Frederic Ozanam, professor at the Sorbonne, his Life and works, by Kathleen Omeara, Edimbourg, 1877.


Une Anglaise d’un rare mérite vient de consacrer tout un livre à l’un des écrivains qui honorent le plus la haute littérature française dans la première moitié de notre siècle. Frédéric Ozanam, professeur à la Sorbonne, sa vie et ses œuvres, tel est le titre de l’ouvrage ; l’auteur est Mlle Cathleen Omeara, qu’un beau et dramatique roman sur les épreuves de la Pologne avait déjà recommandée à l’estime du public lettré en Angleterre et ailleurs. Si notre illustre collaborateur Jean-Jacques Ampère était encore de ce monde, c’est lui qui devrait parler à nos lecteurs du livre de Mlle Omeara. Il avait déjà signalé ici même plus d’une page de l’éloquent écrivain. A défaut d’Ampère, plus d’un s’en chargerait, car la tradition des idées que représentait Ozanam n’a pas encore disparu, Dieu merci ! de notre société bouleversée.

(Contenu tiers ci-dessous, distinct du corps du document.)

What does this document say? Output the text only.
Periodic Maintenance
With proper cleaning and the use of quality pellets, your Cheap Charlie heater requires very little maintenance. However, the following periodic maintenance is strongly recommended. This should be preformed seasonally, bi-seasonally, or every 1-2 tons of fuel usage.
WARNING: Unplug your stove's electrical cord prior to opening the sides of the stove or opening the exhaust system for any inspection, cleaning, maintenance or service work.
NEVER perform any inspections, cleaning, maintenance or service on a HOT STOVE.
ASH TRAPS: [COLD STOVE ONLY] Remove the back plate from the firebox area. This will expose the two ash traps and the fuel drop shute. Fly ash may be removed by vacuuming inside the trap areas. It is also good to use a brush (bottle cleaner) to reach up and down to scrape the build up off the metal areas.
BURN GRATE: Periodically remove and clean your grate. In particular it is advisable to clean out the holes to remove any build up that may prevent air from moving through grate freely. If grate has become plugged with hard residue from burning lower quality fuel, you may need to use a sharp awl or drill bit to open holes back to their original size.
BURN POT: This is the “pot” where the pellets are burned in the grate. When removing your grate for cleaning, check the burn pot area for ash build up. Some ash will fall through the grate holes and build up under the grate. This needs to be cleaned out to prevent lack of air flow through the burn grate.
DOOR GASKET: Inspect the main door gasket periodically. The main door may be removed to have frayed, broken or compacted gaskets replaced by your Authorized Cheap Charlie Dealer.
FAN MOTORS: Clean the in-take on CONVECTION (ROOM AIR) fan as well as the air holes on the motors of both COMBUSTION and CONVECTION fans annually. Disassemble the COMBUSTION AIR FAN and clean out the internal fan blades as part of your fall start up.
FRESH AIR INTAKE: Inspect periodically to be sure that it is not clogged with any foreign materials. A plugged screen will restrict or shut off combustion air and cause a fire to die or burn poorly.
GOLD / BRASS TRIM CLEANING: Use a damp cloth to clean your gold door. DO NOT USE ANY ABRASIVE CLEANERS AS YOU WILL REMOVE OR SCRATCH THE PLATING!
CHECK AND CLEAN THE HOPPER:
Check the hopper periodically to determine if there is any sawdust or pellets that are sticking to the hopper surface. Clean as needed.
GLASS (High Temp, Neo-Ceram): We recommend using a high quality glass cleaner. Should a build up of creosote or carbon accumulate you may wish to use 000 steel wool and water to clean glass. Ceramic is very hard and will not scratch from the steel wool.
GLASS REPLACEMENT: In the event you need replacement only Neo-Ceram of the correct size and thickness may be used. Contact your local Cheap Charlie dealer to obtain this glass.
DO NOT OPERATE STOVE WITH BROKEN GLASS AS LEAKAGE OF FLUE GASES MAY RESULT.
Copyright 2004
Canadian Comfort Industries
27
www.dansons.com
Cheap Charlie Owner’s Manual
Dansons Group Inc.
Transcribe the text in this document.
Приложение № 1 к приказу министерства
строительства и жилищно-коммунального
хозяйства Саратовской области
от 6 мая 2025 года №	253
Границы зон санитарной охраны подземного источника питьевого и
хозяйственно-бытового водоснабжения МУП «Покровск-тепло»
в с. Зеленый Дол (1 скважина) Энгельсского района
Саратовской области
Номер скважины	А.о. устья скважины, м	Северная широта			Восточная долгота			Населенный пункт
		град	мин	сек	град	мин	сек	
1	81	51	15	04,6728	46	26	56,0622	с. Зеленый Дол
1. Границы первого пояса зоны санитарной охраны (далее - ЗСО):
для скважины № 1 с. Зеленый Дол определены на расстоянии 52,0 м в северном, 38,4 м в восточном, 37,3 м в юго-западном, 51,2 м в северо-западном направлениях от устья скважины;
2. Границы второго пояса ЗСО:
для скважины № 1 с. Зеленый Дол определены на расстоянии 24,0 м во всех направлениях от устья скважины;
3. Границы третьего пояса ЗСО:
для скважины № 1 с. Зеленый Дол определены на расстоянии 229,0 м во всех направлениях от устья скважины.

Comment ne pas s’attacher à une œuvre aussi large et aussi féconde que celle d’Ozanam, dans un temps où les meilleures doctrines tendent chaque jour à devenir stériles et à dégénérer en fanatisme ? Ozanam avait mis le centre de ses idées à l’abri de ces contagions malsaines ; sa foi, aussi haute que profonde, dépassait les polémiques vulgaires. Il ne craignait pour elle ni les progrès de la critique ni les découvertes de la science, car tout ce qui était progrès véritable ou découverte certaine avait son rang marqué d’avance sur l’échelle idéale où se plaisait sa pensée.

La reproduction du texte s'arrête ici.